She Torah
Dear friends,
(*There's a little invitation to a protest I don't want you to miss at the bottom.)
"I’d like to speak the blessings in the feminine,” Ella told me. “What would that be in Hebrew?”
It would start “Barchu et Adonai Hamvorechet.”
“And then?”
“Bruchah Adonai Hamvorechet le’olam va’ed!”
At her ceremony, for the blessings that officially made her a Bat Mitzvah, Ella flipped the gender of God. It took a young woman from a family of four women to soften the male-dominated idea of God for all of us in the room and suggest a Jewish Goddess instead.
This is not a new idea of course. In the Amidah we find the phrase “מודים אנחנו לך”, We thank You, in the feminine. There are many such examples in the prayers. Yah, as in Helleluyah is considered the feminine presence of God. In one of the central Kabbalistic depictions of divinity we find a trifecta of Gods, among them the Nukba, or female Goddess who plays a central role in the divine structure of things.
But overwhelmingly God is referred to grammatically as male, and that is the beginning of patriarchal thinking. How we speak is how we think is how we behave. There’s an obvious link from the male God to the death of Mahsa Amini and the oppression of women worldwide.
Since Ella’s Bat Mitzvah I began addressing God in the feminine in some of my prayers. The result has been a widening and welcoming of the idea of God. I continue to keep many of the prayers in the traditional male form, since beneath these notions of gender is a wider understanding of the genderlessness of God. God is the place of no separation, beyond definition, transcending ideas, identities, anything human thinking can produce.
That’s why many of us try in English at least to avoid gendering God altogether. Sometimes the pronoun “they” fits. More often no pronoun is better. But we have to use language unfortunately.

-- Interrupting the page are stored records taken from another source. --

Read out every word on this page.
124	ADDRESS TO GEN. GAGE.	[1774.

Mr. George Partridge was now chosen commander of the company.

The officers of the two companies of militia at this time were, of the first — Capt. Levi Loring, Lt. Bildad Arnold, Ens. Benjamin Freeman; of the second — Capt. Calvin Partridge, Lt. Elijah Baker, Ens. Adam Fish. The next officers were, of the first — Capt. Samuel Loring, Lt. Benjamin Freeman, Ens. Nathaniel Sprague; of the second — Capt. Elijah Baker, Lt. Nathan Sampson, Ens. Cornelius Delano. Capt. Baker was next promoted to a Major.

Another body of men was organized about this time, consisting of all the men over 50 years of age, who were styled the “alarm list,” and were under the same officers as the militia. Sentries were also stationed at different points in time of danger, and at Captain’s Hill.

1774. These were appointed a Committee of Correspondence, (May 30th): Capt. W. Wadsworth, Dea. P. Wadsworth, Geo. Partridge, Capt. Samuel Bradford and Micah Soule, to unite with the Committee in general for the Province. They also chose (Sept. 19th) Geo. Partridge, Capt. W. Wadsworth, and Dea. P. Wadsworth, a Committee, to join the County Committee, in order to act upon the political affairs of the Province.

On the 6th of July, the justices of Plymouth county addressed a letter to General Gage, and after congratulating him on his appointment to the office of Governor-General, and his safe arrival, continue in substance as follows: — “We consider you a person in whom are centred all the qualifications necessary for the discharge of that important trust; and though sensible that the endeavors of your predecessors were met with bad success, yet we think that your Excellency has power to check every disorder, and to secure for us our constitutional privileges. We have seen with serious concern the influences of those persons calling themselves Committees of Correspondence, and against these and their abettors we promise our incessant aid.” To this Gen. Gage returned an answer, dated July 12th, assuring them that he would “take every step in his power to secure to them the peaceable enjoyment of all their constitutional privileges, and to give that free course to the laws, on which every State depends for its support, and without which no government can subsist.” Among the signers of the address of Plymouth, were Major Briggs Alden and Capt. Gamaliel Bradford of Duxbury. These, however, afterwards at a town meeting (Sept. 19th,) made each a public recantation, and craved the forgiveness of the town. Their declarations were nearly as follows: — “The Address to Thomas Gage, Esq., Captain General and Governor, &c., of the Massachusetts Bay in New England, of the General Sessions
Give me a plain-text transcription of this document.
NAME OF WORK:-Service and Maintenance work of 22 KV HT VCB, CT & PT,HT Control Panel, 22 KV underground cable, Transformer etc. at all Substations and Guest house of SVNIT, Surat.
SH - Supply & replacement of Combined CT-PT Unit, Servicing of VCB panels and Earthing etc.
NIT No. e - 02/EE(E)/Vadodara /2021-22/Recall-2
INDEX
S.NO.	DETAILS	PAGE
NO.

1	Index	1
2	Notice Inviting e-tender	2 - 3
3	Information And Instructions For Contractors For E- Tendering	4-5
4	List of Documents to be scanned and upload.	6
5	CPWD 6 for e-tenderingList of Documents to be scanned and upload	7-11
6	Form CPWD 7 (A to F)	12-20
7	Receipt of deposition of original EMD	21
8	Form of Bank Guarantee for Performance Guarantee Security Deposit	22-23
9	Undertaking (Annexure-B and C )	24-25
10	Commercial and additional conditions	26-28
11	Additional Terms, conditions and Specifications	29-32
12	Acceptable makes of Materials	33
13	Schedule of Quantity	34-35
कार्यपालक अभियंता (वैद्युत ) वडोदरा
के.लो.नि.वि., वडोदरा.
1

These last few months, a group of us has been gathering on Zoom to learn from our scholar-in-residence, Dr. Lizzie Berne Degear. Lizzie has been connecting us in powerful ways to the feminine in our tradition, and to the female roots of our tradition that have been buried under the male-dominated face of the last two millennia. She is opening our minds not only to female divinity, but also to pieces of the Jewish bible that could have been written by women. She has invited us to experience an ancient reality of women teachers, with a sweet and beautiful and inviting Torah on their lips.
Imagine a Torah written by women. Imagine Jewish law written by women. Imagine how that affects your connection to Judaism.
In next week’s letter you will hear from Dr. Lizzie in her own words about her work.
This week’s Parasha opens with a multi-gendered mesh of divinity:
“And Elohim spoke unto Moses, and said to him, I am YHVH; And I appeared unto Avraham, unto Yitzchak, and unto Ya’akov, as El Shaddai, but by my name YHVH I did not make Myself known to them.”
Of the three versions of divinity in these verses none are overtly gendered. Elohim is plural, grammatically meaning “gods.” YHVH is an unpronounceable mis conjugation of the verb “to be.” “El Shaddai” includes both male and female connotations, the word “El” denoting a male god, and “Shaddai” literally meaning “my breasts,” and harkening back to pre-Jewish Middle Eastern goddesses.
We have a lot of undoing to get through on route to this liberated divine fluidity that will allow all of us to be ourselves.
Before I sign off, I’d like to invite you all this coming Thursday to join our BLM chevrutah and protest the city’s inability to protect the human rights of the incarcerated, and to demand action to close the stain on this city that is Rikers Island Jail, where 19 people were killed last year in custody. Details HERE. Email Maia if you can make it, she's coordinating our group.
If you like, try this blessing in the feminine when you light the candles this evening:
Bruchah At Adonai Eloheynu Malkat Ha’olam Asher Kidshanu Bemitzvoteha Vetzivtanu Lehadlik Ner Shel Shabbat.